Imperial Brands (LON: IMB) (IMB.L) released final results for the year ended 30 September this morning.
Entitled ‘AN IMPORTANT YEAR OF PROGRESS,’ the tobacco giant revealed that it is making solid progress on its strategy of strengthening its brand portfolio, and that it had seen strong results from its growth brands.
While total tobacco volume fell 4.1% for the year, growth brands volume increased 5.5%. Adjusted earnings per share rose 7% to 267p, although in constant currency terms, earnings fell 2.2%. Chief Executive Alison Cooper commented:
“We are well placed to continue to enhance shareholder value by building on the momentum in our tobacco business and realising opportunities in next generation products.”
10% dividend increase
Importantly for dividend investors, the company delivered on its promise to lift its dividend by 10% per year in the medium term. The dividend was increased by 10% to 170.7p per share. At the current share price of 3,100p, that’s a yield of 5.5%.
Today’s 10% dividend hike is the 9th consecutive 10% dividend hike from the company. That really is an impressive achievement. The company reaffirmed its policy of “growing dividends by at least 10 percent per year over the medium term.”
A dividend payout ratio of 64% for the year just passed suggests that the group can comfortably afford to pay the current level of dividend.
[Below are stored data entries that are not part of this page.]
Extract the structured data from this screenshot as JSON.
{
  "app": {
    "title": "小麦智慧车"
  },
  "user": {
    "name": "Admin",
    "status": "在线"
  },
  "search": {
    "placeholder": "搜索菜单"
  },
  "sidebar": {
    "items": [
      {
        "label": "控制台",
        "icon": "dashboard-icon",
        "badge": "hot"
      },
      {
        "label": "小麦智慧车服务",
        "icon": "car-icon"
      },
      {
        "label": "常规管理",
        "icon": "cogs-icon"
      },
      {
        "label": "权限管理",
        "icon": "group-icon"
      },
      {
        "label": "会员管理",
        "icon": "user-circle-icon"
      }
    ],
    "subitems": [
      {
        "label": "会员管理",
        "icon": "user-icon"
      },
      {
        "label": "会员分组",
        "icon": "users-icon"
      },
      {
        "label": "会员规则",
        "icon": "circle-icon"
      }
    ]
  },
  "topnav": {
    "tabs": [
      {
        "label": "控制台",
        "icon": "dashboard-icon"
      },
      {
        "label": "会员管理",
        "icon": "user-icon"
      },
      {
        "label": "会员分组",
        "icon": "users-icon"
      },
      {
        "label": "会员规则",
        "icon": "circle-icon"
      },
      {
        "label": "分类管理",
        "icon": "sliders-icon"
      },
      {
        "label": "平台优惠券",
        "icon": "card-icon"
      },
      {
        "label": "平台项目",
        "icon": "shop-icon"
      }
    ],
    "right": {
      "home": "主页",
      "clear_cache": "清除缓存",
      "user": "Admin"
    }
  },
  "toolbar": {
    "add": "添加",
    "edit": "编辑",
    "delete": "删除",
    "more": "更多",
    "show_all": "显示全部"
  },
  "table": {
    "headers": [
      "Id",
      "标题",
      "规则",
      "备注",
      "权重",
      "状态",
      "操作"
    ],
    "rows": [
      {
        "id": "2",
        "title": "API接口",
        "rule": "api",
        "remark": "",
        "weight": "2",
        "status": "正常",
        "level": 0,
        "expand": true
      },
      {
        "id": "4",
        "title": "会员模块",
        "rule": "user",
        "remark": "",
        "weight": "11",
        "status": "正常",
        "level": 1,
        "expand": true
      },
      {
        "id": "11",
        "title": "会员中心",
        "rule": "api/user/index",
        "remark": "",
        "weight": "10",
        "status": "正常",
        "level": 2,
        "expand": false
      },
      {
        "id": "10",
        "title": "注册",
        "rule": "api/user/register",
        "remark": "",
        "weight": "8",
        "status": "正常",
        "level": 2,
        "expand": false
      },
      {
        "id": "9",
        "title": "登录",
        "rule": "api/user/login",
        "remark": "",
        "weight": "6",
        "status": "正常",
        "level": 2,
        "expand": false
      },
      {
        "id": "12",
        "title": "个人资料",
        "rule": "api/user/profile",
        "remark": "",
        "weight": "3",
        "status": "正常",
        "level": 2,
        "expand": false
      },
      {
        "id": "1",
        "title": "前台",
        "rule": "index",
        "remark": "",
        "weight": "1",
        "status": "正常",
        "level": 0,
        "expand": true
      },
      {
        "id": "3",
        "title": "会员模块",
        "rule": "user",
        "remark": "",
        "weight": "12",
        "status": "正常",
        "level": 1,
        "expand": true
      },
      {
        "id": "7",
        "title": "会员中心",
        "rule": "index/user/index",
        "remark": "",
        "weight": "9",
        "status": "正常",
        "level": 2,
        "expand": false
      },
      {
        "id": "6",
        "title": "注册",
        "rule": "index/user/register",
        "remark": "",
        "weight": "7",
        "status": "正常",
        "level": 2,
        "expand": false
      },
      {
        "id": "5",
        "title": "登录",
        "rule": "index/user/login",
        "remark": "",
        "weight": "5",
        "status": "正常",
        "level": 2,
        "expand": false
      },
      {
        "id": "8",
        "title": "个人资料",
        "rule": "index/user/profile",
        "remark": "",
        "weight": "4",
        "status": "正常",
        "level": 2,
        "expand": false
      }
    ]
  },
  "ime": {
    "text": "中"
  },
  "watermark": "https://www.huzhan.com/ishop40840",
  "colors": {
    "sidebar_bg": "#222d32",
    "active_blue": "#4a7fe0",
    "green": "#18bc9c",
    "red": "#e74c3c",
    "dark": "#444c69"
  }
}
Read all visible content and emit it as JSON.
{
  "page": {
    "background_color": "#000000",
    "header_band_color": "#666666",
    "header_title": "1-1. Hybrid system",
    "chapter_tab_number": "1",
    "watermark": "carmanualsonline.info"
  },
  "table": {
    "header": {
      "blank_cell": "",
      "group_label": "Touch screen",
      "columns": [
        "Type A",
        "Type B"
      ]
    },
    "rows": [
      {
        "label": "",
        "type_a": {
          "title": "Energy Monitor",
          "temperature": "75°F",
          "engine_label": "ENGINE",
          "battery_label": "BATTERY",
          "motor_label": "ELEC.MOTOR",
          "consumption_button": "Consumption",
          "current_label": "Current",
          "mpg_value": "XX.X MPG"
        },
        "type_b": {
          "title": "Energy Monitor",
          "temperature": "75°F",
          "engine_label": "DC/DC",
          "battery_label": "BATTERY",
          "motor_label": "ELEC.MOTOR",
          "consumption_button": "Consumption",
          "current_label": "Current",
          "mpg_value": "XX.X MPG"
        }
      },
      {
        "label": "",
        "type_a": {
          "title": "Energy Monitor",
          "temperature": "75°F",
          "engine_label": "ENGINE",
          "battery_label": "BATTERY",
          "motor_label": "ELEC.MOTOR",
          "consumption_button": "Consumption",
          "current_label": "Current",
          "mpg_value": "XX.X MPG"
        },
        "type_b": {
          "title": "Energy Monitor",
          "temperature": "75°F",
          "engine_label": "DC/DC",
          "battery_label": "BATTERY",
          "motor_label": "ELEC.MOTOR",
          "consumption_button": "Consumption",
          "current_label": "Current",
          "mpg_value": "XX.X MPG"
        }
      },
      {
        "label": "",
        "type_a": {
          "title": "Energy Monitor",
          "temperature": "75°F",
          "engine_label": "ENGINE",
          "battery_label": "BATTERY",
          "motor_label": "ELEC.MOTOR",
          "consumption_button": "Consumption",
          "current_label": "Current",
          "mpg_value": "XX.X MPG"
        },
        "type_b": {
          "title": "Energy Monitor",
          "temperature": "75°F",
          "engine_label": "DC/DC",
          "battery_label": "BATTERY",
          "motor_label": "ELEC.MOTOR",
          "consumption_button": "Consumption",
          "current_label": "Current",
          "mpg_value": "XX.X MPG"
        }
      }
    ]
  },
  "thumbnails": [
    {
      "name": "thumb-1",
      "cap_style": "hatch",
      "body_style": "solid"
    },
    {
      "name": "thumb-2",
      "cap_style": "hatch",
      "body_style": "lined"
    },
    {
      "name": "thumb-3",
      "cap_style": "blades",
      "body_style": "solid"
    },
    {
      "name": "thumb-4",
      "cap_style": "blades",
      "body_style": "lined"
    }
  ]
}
On the earnings per share figure of 267p, Imperial currently trades on a trailing P/E ratio of 11.6. That represents good value for long-term investors, in my opinion.
Disclosure: Edward Sheldon, CFA owns shares in Imperial Brands.
This article is provided for general information only and is not intended to be investment advice. The value of an investment may fall. The investments referred to in this article may not be suitable for all investors, and if in doubt, an investor should seek advice from a qualified investment adviser.